Storming the Oracle ACE barricades, yeah.
Dan Norris, while musing upon the qualifications required to become an Oracle ACE, commented,
[C]ommunity involvement is becoming a bigger factor in the job market. As a consulting practice manager that regularly interviews and occasionally hires talented individuals, I look at community involvement as a significant factor in my evaluation process. Those that are engaged in the community are more likely to get my attention and those that lead parts of the community receive and deserve a special place near the front of the line in my book. Right or wrong, those involved with the community have typically been more resourceful, harder working, and easier to work with in my experiences.
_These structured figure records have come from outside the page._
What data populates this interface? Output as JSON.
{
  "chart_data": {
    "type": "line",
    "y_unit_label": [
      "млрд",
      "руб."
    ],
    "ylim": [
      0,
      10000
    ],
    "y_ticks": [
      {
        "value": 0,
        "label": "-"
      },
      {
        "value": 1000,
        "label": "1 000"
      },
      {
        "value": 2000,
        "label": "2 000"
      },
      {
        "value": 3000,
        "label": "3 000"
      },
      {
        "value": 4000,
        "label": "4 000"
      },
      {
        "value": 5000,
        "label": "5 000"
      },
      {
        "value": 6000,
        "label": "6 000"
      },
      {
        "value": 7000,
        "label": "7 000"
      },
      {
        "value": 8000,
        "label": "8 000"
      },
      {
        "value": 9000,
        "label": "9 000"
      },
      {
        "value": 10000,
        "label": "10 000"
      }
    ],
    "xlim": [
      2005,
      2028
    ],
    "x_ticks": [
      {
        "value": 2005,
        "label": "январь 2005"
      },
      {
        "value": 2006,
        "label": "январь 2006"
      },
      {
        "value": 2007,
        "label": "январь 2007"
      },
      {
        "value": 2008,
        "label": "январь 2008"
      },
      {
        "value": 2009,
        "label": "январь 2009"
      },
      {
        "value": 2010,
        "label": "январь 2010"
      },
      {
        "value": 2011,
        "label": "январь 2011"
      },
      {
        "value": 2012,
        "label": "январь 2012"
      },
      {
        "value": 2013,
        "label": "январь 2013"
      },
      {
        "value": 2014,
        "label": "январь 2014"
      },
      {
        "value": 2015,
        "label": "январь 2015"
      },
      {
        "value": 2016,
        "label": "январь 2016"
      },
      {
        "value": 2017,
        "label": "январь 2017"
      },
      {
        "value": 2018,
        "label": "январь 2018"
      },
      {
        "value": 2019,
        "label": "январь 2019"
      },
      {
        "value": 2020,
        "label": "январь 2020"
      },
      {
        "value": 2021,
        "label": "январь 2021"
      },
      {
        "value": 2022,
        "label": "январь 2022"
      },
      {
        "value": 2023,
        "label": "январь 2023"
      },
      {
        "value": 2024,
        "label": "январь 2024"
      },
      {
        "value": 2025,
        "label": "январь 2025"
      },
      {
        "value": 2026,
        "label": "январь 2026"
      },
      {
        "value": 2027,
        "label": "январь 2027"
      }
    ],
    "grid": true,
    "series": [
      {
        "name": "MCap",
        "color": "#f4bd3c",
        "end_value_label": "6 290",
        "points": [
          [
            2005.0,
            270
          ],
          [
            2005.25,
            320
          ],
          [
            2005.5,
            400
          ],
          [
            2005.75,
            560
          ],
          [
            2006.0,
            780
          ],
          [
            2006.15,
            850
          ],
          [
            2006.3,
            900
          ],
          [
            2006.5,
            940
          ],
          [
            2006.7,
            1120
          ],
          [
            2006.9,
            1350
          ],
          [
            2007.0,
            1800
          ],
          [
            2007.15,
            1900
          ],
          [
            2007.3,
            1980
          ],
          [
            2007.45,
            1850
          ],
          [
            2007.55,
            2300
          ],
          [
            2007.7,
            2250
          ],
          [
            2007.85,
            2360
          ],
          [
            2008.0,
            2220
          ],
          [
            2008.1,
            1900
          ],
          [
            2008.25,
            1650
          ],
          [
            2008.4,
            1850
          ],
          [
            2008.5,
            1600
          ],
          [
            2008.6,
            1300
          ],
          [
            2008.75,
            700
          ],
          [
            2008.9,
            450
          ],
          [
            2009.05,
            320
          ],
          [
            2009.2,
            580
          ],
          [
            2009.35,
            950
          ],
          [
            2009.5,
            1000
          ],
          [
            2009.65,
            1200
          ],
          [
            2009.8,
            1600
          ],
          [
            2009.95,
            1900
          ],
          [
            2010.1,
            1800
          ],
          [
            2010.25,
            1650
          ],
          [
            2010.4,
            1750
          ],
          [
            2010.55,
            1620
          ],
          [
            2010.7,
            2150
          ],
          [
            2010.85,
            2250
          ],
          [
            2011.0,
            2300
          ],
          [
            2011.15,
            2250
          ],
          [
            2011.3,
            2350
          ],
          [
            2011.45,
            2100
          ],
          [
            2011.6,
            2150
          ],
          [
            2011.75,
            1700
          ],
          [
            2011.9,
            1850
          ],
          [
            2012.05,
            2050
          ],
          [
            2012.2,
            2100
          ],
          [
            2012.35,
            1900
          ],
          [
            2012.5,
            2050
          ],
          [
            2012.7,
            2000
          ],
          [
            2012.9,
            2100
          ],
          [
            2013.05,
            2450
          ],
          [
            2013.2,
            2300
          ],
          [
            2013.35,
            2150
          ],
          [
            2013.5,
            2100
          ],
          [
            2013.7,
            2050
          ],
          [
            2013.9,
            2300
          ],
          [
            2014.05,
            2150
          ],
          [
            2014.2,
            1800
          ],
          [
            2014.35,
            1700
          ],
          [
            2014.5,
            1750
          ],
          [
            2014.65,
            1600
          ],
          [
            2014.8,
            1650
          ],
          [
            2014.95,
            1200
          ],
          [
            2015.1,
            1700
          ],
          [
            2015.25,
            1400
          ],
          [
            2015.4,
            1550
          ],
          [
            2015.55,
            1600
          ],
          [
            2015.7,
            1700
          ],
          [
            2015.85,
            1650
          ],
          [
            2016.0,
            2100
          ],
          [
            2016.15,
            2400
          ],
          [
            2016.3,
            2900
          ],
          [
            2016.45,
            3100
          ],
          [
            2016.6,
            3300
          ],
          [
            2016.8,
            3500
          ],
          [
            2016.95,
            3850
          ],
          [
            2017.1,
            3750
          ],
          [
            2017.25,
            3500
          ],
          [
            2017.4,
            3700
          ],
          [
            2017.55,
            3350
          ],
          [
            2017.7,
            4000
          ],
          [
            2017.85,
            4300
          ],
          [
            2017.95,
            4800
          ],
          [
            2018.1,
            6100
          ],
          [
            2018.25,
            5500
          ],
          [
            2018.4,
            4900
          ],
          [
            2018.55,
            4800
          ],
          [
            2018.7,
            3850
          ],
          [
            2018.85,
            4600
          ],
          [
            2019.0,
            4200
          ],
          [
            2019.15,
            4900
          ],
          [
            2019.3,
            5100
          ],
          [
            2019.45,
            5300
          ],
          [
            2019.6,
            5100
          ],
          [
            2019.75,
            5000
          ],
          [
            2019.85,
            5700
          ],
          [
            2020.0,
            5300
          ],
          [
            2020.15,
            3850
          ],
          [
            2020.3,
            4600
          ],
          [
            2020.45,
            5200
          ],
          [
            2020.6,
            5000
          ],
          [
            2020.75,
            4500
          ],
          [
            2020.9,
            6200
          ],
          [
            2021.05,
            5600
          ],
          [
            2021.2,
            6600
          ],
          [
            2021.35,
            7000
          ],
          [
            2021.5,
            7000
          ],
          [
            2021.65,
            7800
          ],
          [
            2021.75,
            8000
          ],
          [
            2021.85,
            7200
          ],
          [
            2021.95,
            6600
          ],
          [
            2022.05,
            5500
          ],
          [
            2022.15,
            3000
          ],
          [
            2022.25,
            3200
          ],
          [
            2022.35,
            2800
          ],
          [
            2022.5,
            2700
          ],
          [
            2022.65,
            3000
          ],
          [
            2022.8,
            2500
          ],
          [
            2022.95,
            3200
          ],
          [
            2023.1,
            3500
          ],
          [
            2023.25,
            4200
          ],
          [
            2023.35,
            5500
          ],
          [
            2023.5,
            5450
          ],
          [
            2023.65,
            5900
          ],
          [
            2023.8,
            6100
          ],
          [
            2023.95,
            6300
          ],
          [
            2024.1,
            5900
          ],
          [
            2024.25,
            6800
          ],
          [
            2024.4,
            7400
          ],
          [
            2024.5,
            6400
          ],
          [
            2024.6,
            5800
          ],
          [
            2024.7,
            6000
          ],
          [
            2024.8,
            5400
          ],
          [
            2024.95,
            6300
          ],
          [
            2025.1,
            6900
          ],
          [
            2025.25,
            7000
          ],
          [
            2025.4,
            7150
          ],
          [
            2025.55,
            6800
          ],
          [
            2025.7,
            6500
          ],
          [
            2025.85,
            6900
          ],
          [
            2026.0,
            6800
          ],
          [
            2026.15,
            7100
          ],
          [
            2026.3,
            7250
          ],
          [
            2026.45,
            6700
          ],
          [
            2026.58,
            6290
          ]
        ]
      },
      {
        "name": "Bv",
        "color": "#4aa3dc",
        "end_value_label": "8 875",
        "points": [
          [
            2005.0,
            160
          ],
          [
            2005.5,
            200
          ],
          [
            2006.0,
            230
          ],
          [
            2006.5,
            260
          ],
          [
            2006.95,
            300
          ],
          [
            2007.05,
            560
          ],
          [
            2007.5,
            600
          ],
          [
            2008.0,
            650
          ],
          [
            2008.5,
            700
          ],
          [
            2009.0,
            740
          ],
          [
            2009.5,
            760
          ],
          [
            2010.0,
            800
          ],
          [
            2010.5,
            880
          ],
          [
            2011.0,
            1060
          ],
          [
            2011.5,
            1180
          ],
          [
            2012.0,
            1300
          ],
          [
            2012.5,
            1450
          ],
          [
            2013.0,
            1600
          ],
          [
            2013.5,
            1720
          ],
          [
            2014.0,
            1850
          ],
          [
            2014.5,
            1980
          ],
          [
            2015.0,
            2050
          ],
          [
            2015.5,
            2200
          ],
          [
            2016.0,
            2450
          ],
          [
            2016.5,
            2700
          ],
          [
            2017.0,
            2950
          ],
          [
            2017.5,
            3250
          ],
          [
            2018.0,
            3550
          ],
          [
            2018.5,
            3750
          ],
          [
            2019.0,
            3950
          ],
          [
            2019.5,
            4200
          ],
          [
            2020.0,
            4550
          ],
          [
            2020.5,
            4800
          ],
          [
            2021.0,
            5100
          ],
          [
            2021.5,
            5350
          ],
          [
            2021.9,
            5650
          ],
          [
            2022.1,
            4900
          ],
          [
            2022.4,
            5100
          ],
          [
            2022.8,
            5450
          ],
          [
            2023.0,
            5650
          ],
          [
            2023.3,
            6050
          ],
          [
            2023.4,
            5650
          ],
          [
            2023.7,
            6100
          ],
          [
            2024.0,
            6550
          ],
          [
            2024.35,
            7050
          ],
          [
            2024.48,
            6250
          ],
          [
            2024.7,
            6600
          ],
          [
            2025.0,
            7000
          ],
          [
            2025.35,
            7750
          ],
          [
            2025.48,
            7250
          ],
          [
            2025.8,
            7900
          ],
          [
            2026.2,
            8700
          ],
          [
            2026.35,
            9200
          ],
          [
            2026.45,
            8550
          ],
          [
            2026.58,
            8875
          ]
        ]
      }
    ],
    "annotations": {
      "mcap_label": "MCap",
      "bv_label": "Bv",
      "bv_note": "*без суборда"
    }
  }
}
Of course, you also have to “know your stuff”, but that’s becoming the easy part with such an active community producing tons of valuable technical content daily.
Dan then linked to a post by Sheeri Cabral, who set a goal to win a MySQL Community Member of the Year award, and who engaged in specific activities to win that award.
April 2006 - March 2007
154 blog posts
3 User Group/conference presentations
Organized 12 User Group meetings
Produced 2 Videos
Produced 11 Podcasts (started Nov. 2006)
1 Grant
Google Summer of Code mentor– full disclosure, the $500 mentor incentive went directly to MySQL and helped pay for the new MySQL Forge servers, so my only payment was a T-shirt.
April 2007 - March 2008
94 blog posts
4 User Group/conference presentations (+1 lightning talk)
Organized 11 User Group meetings
Produced 6 Videos plus all the videos from the mysql user conference (available at http://technocation.org/content/2007-mysql-user-conference-and-expo-presentations-and-videos
Produced 14 Podcasts
2 Grants
Well, if I want to win the Ira Fistell Award, I'm well on my way to doing so.